Frustration in Daily Life, Especially in the Workplace
Dealing with frustration must be done with the proper perspective. Often when a project I was working on for several months was shelved, it would be crushing. All that time that I could have been doing something else, wasted. In my case, I looked to the parable of the hired hand. The hired hands all started work at different times, but each received the same salary. One of them remarked that he felt cheated. Jesus rebuked him, reminding him that the person hiring them was free to pay them as he wished, it was his money to do as he pleased, and the workers accepted it.
In my case, I accepted the terms and conditions of employment. That’s not to say that I can’t decide it doesn’t work for me anymore but if I remain, I accept it. There is an important and often missed exception that goes along with this.
It is common when being employed to not have a bargaining position per se. The only time an equitable agreement is made, is at the beginning of the position. After that, the employer understands they can change it as they see fit with little to no recourse. Most employees will go along and manage. Even if it hurts them emotionally and physically. The employers operate on fallen nature just as much the employees do. To that end, they operate in evil, knowing the leverage of their position and exploiting their workers.
If you can’t bargain in your position but must accept whatever comes down the pipe, it could be said you are forced labor.

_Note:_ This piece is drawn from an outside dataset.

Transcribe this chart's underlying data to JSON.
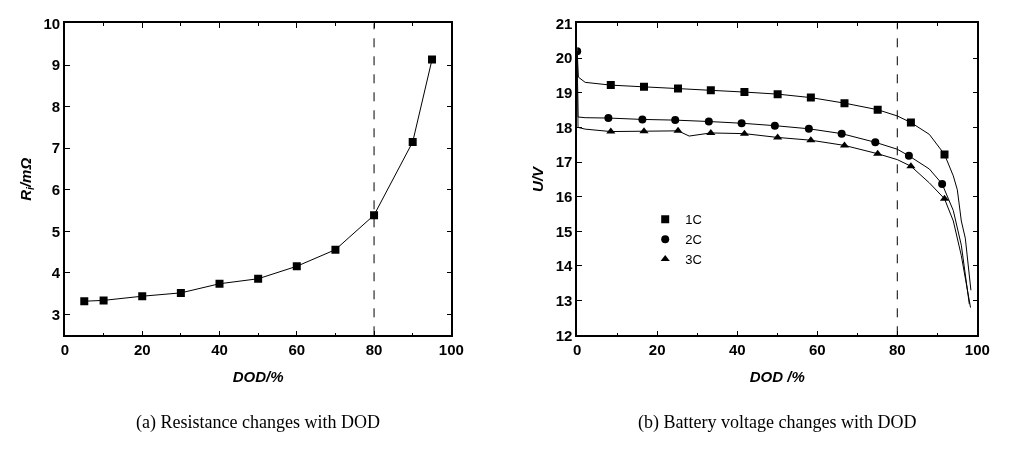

In any case, accepting this situation and dealing with it personally as a fault of your own, is self-destructive.
In the context of a proper business structure, the buyer of the service and the seller must always be able to remove themselves from the deal, without a sense of “punishment”. If as a client, the client asks you to do something that is outside of what you are willing to perform, either because of a moral reason or maybe it just becomes unworkable financially, then you are free to say that won’t work.

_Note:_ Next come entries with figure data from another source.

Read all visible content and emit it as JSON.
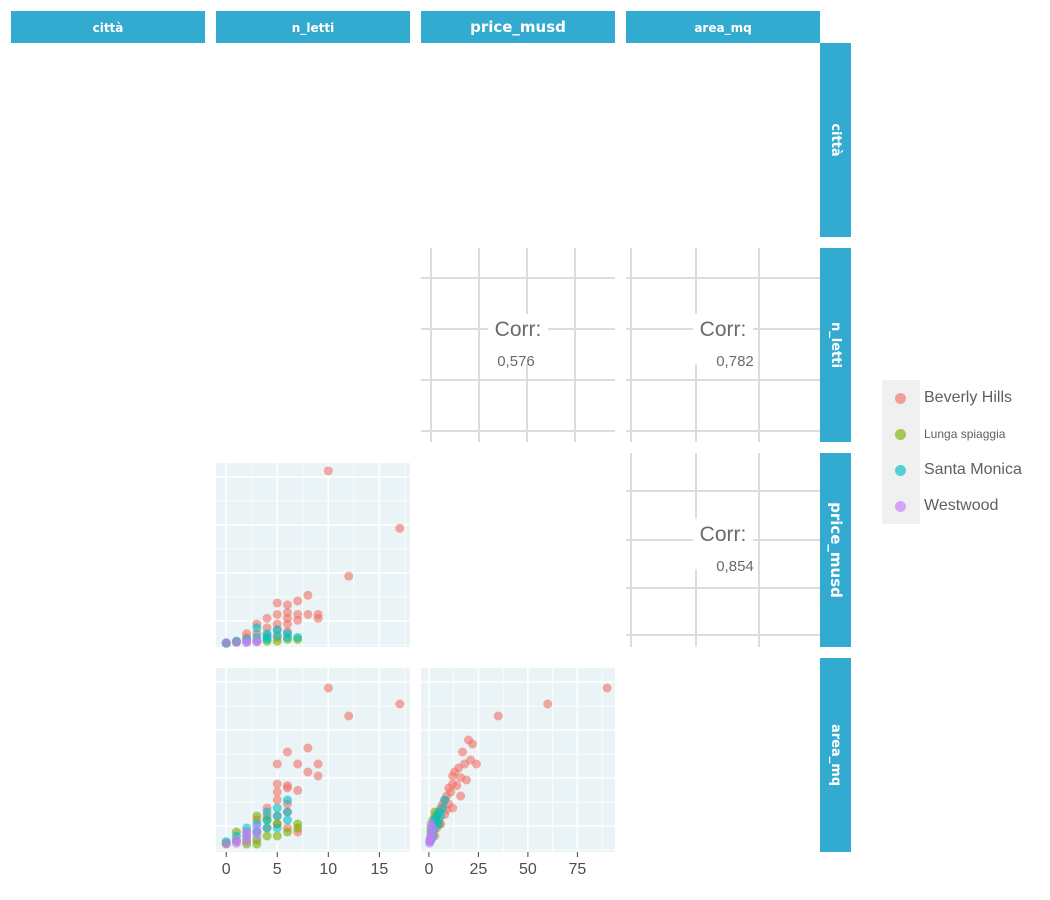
{
  "colors": {
    "strip": "#33aacf",
    "panel_bg": "#eaf3f6",
    "grid": "#ffffff",
    "corr_grid": "#dcdcdc",
    "text": "#6b6b6b"
  },
  "variables": [
    "città",
    "n_letti",
    "price_musd",
    "area_mq"
  ],
  "legend": {
    "items": [
      {
        "label": "Beverly Hills",
        "color": "#f07167"
      },
      {
        "label": "Lunga spiaggia",
        "color": "#7cae00"
      },
      {
        "label": "Santa Monica",
        "color": "#00bfc4"
      },
      {
        "label": "Westwood",
        "color": "#c77cff"
      }
    ]
  },
  "chart_data": {
    "type": "scatter",
    "series_names": [
      "Beverly Hills",
      "Lunga spiaggia",
      "Santa Monica",
      "Westwood"
    ],
    "correlations": [
      {
        "label": "Corr:",
        "pair": [
          "n_letti",
          "price_musd"
        ],
        "value": "0,576"
      },
      {
        "label": "Corr:",
        "pair": [
          "n_letti",
          "area_mq"
        ],
        "value": "0,782"
      },
      {
        "label": "Corr:",
        "pair": [
          "price_musd",
          "area_mq"
        ],
        "value": "0,854"
      }
    ],
    "axes": {
      "n_letti": {
        "ticks": [
          0,
          5,
          10,
          15
        ],
        "range": [
          -1,
          18
        ]
      },
      "price_musd": {
        "ticks": [
          0,
          25,
          50,
          75
        ],
        "range": [
          -4,
          94
        ]
      },
      "price_y": {
        "range": [
          -2,
          92
        ]
      },
      "area_y": {
        "range": [
          -50,
          2200
        ]
      }
    },
    "beds_vs_price": [
      {
        "series": "Beverly Hills",
        "points": [
          [
            10,
            90
          ],
          [
            17,
            60
          ],
          [
            12,
            35
          ],
          [
            8,
            25
          ],
          [
            7,
            22
          ],
          [
            5,
            21
          ],
          [
            6,
            20
          ],
          [
            6,
            16
          ],
          [
            7,
            15
          ],
          [
            5,
            15
          ],
          [
            8,
            15
          ],
          [
            9,
            15
          ],
          [
            4,
            13
          ],
          [
            6,
            13
          ],
          [
            9,
            13
          ],
          [
            7,
            12
          ],
          [
            3,
            10
          ],
          [
            5,
            10
          ],
          [
            4,
            8
          ],
          [
            5,
            7
          ],
          [
            2,
            5
          ],
          [
            3,
            5
          ],
          [
            4,
            4
          ],
          [
            6,
            6
          ],
          [
            6,
            10
          ],
          [
            5,
            3
          ],
          [
            2,
            3
          ],
          [
            1,
            1
          ],
          [
            0,
            0
          ]
        ]
      },
      {
        "series": "Lunga spiaggia",
        "points": [
          [
            7,
            2
          ],
          [
            6,
            2
          ],
          [
            5,
            1
          ],
          [
            3,
            1
          ],
          [
            4,
            1
          ],
          [
            2,
            1
          ],
          [
            1,
            0.5
          ],
          [
            0,
            0
          ]
        ]
      },
      {
        "series": "Santa Monica",
        "points": [
          [
            3,
            8
          ],
          [
            5,
            7
          ],
          [
            6,
            5
          ],
          [
            4,
            5
          ],
          [
            5,
            4
          ],
          [
            6,
            3
          ],
          [
            4,
            3
          ],
          [
            3,
            3
          ],
          [
            2,
            2
          ],
          [
            1,
            1
          ],
          [
            0,
            0
          ],
          [
            7,
            3
          ],
          [
            4,
            2
          ]
        ]
      },
      {
        "series": "Westwood",
        "points": [
          [
            1,
            0.4
          ],
          [
            2,
            0.8
          ],
          [
            3,
            1
          ],
          [
            0,
            0.3
          ],
          [
            2,
            0.3
          ],
          [
            3,
            0.7
          ]
        ]
      }
    ],
    "beds_vs_area": [
      {
        "series": "Beverly Hills",
        "points": [
          [
            10,
            2000
          ],
          [
            12,
            1650
          ],
          [
            17,
            1800
          ],
          [
            8,
            1250
          ],
          [
            6,
            1200
          ],
          [
            5,
            1050
          ],
          [
            7,
            1050
          ],
          [
            9,
            1050
          ],
          [
            8,
            950
          ],
          [
            9,
            900
          ],
          [
            5,
            800
          ],
          [
            6,
            780
          ],
          [
            6,
            750
          ],
          [
            7,
            720
          ],
          [
            5,
            700
          ],
          [
            5,
            600
          ],
          [
            6,
            550
          ],
          [
            4,
            500
          ],
          [
            6,
            450
          ],
          [
            5,
            400
          ],
          [
            4,
            400
          ],
          [
            3,
            350
          ],
          [
            5,
            300
          ],
          [
            4,
            250
          ],
          [
            6,
            250
          ],
          [
            3,
            200
          ],
          [
            2,
            200
          ],
          [
            7,
            200
          ],
          [
            1,
            100
          ],
          [
            0,
            50
          ]
        ]
      },
      {
        "series": "Lunga spiaggia",
        "points": [
          [
            3,
            400
          ],
          [
            4,
            350
          ],
          [
            5,
            300
          ],
          [
            7,
            300
          ],
          [
            7,
            250
          ],
          [
            6,
            200
          ],
          [
            5,
            150
          ],
          [
            4,
            150
          ],
          [
            3,
            100
          ],
          [
            2,
            100
          ],
          [
            1,
            80
          ],
          [
            0,
            60
          ],
          [
            2,
            50
          ],
          [
            3,
            50
          ],
          [
            1,
            200
          ]
        ]
      },
      {
        "series": "Santa Monica",
        "points": [
          [
            6,
            600
          ],
          [
            5,
            500
          ],
          [
            6,
            450
          ],
          [
            4,
            450
          ],
          [
            5,
            400
          ],
          [
            4,
            350
          ],
          [
            6,
            350
          ],
          [
            3,
            300
          ],
          [
            2,
            250
          ],
          [
            4,
            250
          ],
          [
            3,
            200
          ],
          [
            5,
            250
          ],
          [
            1,
            150
          ],
          [
            2,
            150
          ],
          [
            0,
            80
          ]
        ]
      },
      {
        "series": "Westwood",
        "points": [
          [
            1,
            100
          ],
          [
            2,
            150
          ],
          [
            2,
            200
          ],
          [
            3,
            250
          ],
          [
            3,
            150
          ],
          [
            0,
            50
          ],
          [
            1,
            60
          ],
          [
            2,
            80
          ]
        ]
      }
    ],
    "price_vs_area": [
      {
        "series": "Beverly Hills",
        "points": [
          [
            90,
            2000
          ],
          [
            60,
            1800
          ],
          [
            35,
            1650
          ],
          [
            20,
            1350
          ],
          [
            22,
            1300
          ],
          [
            17,
            1200
          ],
          [
            21,
            1100
          ],
          [
            18,
            1050
          ],
          [
            24,
            1050
          ],
          [
            15,
            1000
          ],
          [
            13,
            950
          ],
          [
            12,
            900
          ],
          [
            16,
            880
          ],
          [
            19,
            850
          ],
          [
            12,
            800
          ],
          [
            14,
            780
          ],
          [
            10,
            750
          ],
          [
            11,
            700
          ],
          [
            9,
            650
          ],
          [
            16,
            650
          ],
          [
            8,
            600
          ],
          [
            7,
            550
          ],
          [
            10,
            550
          ],
          [
            12,
            500
          ],
          [
            6,
            500
          ],
          [
            9,
            480
          ],
          [
            5,
            450
          ],
          [
            8,
            420
          ],
          [
            3,
            400
          ],
          [
            5,
            350
          ],
          [
            6,
            300
          ],
          [
            4,
            250
          ],
          [
            2,
            200
          ],
          [
            3,
            150
          ],
          [
            1,
            100
          ]
        ]
      },
      {
        "series": "Lunga spiaggia",
        "points": [
          [
            3,
            450
          ],
          [
            4,
            400
          ],
          [
            2,
            350
          ],
          [
            5,
            300
          ],
          [
            1,
            250
          ],
          [
            2,
            200
          ],
          [
            1,
            150
          ],
          [
            0.5,
            100
          ]
        ]
      },
      {
        "series": "Santa Monica",
        "points": [
          [
            8,
            600
          ],
          [
            7,
            500
          ],
          [
            5,
            450
          ],
          [
            6,
            400
          ],
          [
            4,
            400
          ],
          [
            3,
            350
          ],
          [
            5,
            300
          ],
          [
            2,
            300
          ],
          [
            3,
            250
          ],
          [
            1,
            200
          ],
          [
            2,
            150
          ],
          [
            1,
            100
          ],
          [
            0.5,
            80
          ]
        ]
      },
      {
        "series": "Westwood",
        "points": [
          [
            0.5,
            80
          ],
          [
            1,
            150
          ],
          [
            1.5,
            200
          ],
          [
            2,
            250
          ],
          [
            1,
            300
          ],
          [
            0.8,
            120
          ],
          [
            0.3,
            60
          ]
        ]
      }
    ]
  }
}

I think this process gone awry is where the idea of a “work ethic” has been perverted. In the context of modern business culture, employer to employee relations, a good work ethic means that an employee is willing to accommodate the employer in any way allowed by law. That is the actual limit an employer will take their employees and, in my experience, frequently even goes beyond that.

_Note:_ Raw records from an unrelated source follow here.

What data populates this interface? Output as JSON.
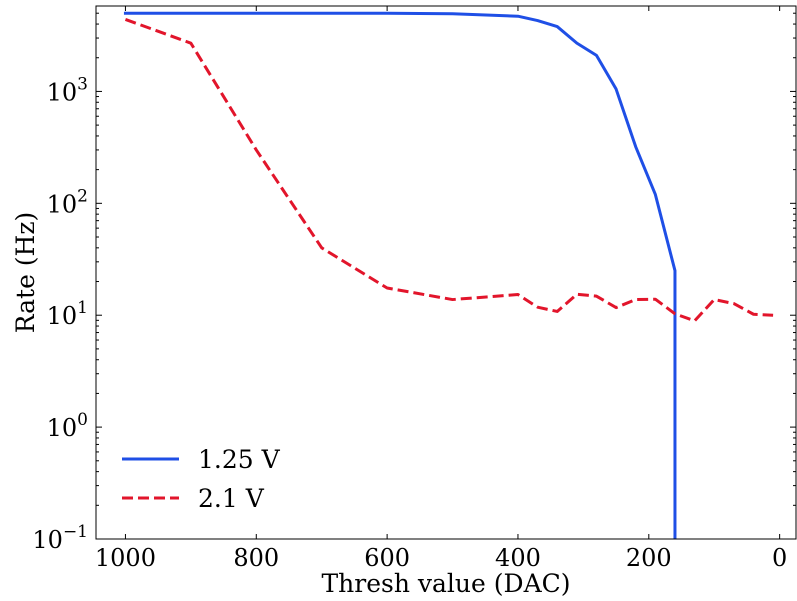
{
  "chart_data": {
    "type": "line",
    "title": "",
    "xlabel": "Thresh value (DAC)",
    "ylabel": "Rate (Hz)",
    "x_scale": "linear",
    "x_reversed": true,
    "xlim": [
      -25,
      1045
    ],
    "y_scale": "log",
    "ylim": [
      0.1,
      5800
    ],
    "x_ticks": [
      1000,
      800,
      600,
      400,
      200,
      0
    ],
    "x_tick_labels": [
      "1000",
      "800",
      "600",
      "400",
      "200",
      "0"
    ],
    "y_ticks": [
      0.1,
      1,
      10,
      100,
      1000
    ],
    "y_tick_labels": [
      {
        "base": "10",
        "exp": "−1"
      },
      {
        "base": "10",
        "exp": "0"
      },
      {
        "base": "10",
        "exp": "1"
      },
      {
        "base": "10",
        "exp": "2"
      },
      {
        "base": "10",
        "exp": "3"
      }
    ],
    "legend_position": "lower-left",
    "grid": false,
    "series": [
      {
        "name": "1.25 V",
        "color": "#1f4fe6",
        "dash": "solid",
        "x": [
          1000,
          900,
          800,
          700,
          600,
          500,
          400,
          370,
          340,
          310,
          280,
          250,
          220,
          190,
          160,
          160
        ],
        "y": [
          5000,
          5000,
          5000,
          5000,
          5000,
          4950,
          4700,
          4300,
          3800,
          2700,
          2100,
          1050,
          320,
          120,
          25,
          0.1
        ]
      },
      {
        "name": "2.1 V",
        "color": "#e2152b",
        "dash": "dashed",
        "x": [
          1000,
          900,
          800,
          700,
          600,
          500,
          400,
          370,
          340,
          310,
          280,
          250,
          220,
          190,
          160,
          130,
          100,
          70,
          40,
          10
        ],
        "y": [
          4400,
          2700,
          300,
          40,
          17.5,
          13.8,
          15.3,
          11.8,
          10.8,
          15.4,
          14.8,
          11.7,
          13.8,
          13.9,
          10.3,
          8.9,
          13.8,
          12.7,
          10.2,
          10
        ]
      }
    ]
  }
}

In these cases, I think it is important we reevaluate our interpretation of work ethic. It doesn’t mean, accepting anything that comes our way as part of the job. It means doing your job to the best of your ability, with integrity, a commitment to keeping your promises and holding your clients and employer accountable for theirs.
Set boundaries, make your needs and expectations clear from day one. When significant workplace changes occur or client needs change, re-evaluate if the business transaction you are in is still beneficial to you. If the employer or client is unable or unwilling to recognize your boundaries, it is perfectly ok to say no, shake hands and move on.